Results: In the individual single SNP logistic regression analysis, 3 of the 9 tagSNPs were significant at p<0.05. Haplotype and MLR results were nonsignificant. However, when we categorized participants into low and high risk groups based on risk alleles at the three statistically significant SNPs, we found the high risk variant had an odds ratio (OR) of 2.086 (p=0.0001) for risk of B-cell NHL. When the analysis was restricted by histologic subtype we found that diffuse large B-cell lymphoma or follilcular lymphoma grade 3 had an OR of 3.163 (p=0.01), follicular lymphoma grade I/II had an OR= 2.547 (p=0.046), and chronic lymphocytic leukemia (CLL) had an OR=1.238 (p=0.13). Because there was not a significant correlation of the high risk variant with CLL, we performed an additional analysis in which we included all B cell NHL cases excluding CLL and the OR was 2.799 (p=0.0001). We next wanted to determine if serum BLyS levels correlated with either the high or low risk variant. The mean serum BLyS level in those individuals (untreated cases and controls) who carried the low risk variant at all three SNPs was significantly lower (p=0.0061) at 1.3 ng/ml (n=25, range: undetectable-4.4 ng/ml) compared to 4.3 ng/ml in those with the high risk variant (n=74, range: undetectable- 66.8 ng/ml).

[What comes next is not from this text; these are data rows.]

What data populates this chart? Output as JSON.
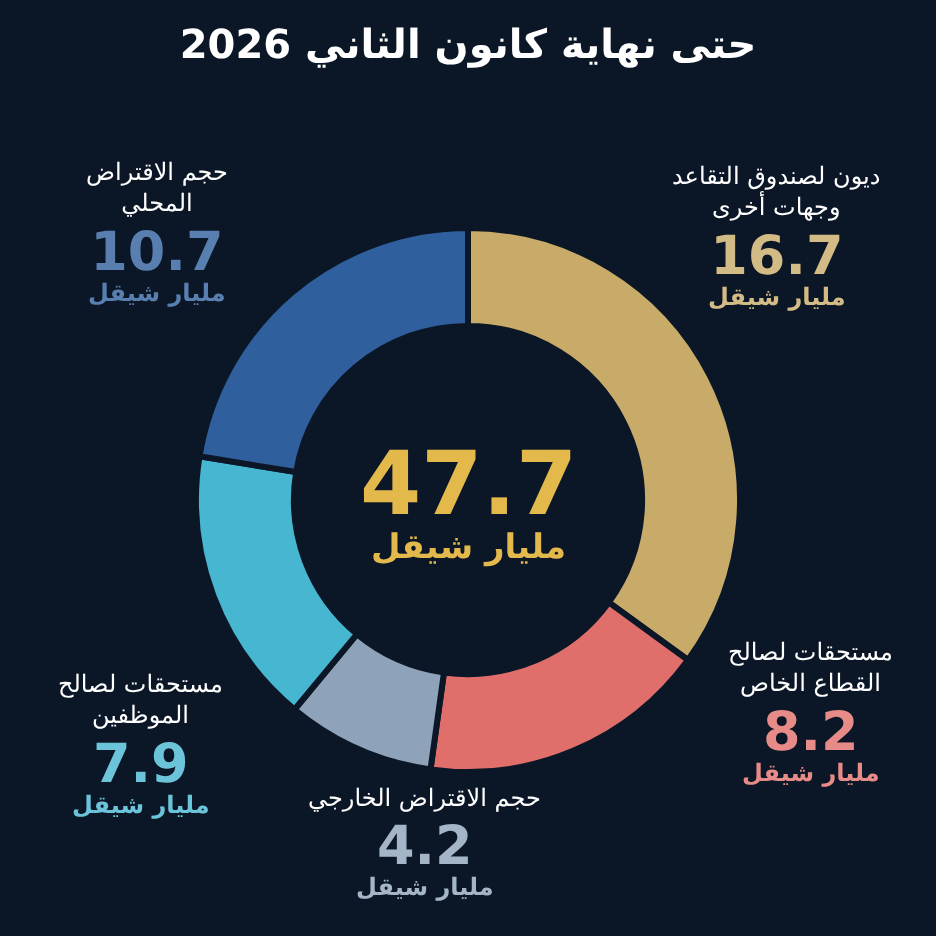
{
  "chart_data": {
    "type": "donut",
    "title": "حتى نهاية كانون الثاني 2026",
    "categories": [
      "ديون لصندوق التقاعد وجهات أخرى",
      "مستحقات لصالح القطاع الخاص",
      "حجم الاقتراض الخارجي",
      "مستحقات لصالح الموظفين",
      "حجم الاقتراض المحلي"
    ],
    "values": [
      16.7,
      8.2,
      4.2,
      7.9,
      10.7
    ],
    "colors": [
      "#c8ab68",
      "#e06e6a",
      "#8ea3b9",
      "#47b6d0",
      "#2f5f9c"
    ],
    "value_labels": [
      "16.7 مليار شيقل",
      "8.2 مليار شيقل",
      "4.2 مليار شيقل",
      "7.9 مليار شيقل",
      "10.7 مليار شيقل"
    ],
    "annotations": [
      "47.7 مليار شيقل"
    ]
  }
}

Conclusions: In summary, we have found that genetic variation in the BLyS gene is significantly associated with an increased risk of developing B-cell NHL, particularly follicular and large B-cell lymphoma. Further, we found that genetic variation is also associated with an increase in serum BLyS levels.Taken together, our data further highlight the role of the BLyS gene in B cell malignancies and characterization of the precise genetic and environmental mechanisms that regulate BLyS may have significant clinical impact.

Author notes

Disclosure: No relevant conflicts of interest to declare.